How to change the schema¶
How-to — evolve the XSD and propagate the change through the schema-driven pipeline.
The schema is the single source of truth, so changing it is a configuration change, not a redesign: models, validation, bindings and the schema docs all regenerate from it.
Steps¶
-
Edit the schema. Change
schema/acoustic_dataset.xsd(the contract). When you add or rename a type/element, put its definition prose inxs:annotation/xs:documentationso it rides through to the generated model docstrings and the schema reference. -
Regenerate the models.
Runsmake generatexsdataover the schema and rewritessrc/acoustic_dataset/models/. Do not hand-edit the result — it's a generated artifact (ADR 0008).
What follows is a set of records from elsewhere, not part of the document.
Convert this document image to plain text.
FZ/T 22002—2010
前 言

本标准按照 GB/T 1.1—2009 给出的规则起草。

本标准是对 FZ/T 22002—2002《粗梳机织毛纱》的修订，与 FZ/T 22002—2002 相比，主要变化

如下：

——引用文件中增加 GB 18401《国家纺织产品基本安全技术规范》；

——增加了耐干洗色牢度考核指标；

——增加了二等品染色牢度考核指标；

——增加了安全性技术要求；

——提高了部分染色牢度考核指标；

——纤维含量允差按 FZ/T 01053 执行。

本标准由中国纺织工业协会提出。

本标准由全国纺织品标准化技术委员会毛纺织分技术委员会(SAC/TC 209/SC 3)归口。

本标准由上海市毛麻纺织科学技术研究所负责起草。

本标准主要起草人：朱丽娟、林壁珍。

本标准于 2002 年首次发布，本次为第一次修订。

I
Generation is pinned to the 3.9 toolchain so the output is byte-reproducible for the drift gate. -
Regenerate the schema docs + ERD.
Produces the reference pages and the Mermaid ERD from the schema (ADR 0009).make gen-schema-docs -
Update the builder.
src/acoustic_dataset/build.pyis the one place that knows element names — update it for any added/renamed/retyped fields. Generation code does not change. -
Update the example and golden file. Adjust
examples/calculation_input.json, then refresh the golden file if the new output is intended:Review the golden diff deliberately — it's the semantic gate.make pipeline # writes build/acoustic_dataset.xml cp build/acoustic_dataset.xml tests/golden/acoustic_dataset.xml -
Re-run the gates.
make verify # lint + type-check + tests + drift gate make pipeline # end-to-end: map -> serialise -> validate -> round-trip
Guard against schema-valid-but-different¶
If you have a known-good file from a prior process (e.g. one of the consumer's trial
files), drop it in examples/reference/ and compare:
make pipeline
python -m acoustic_dataset.cli compare build/acoustic_dataset.xml examples/reference/<file>.xml
A clean match exits 0; a meaningful difference prints a diff and exits non-zero — catching output that is schema-valid but differs from what a consumer depends on (ADR 0004).
What you should not touch¶
- Generated models (
src/acoustic_dataset/models/) — regenerate instead. - Generated schema reference/ERD under
reference/schema/— regenerate instead. - The generation code — it's schema-agnostic by design.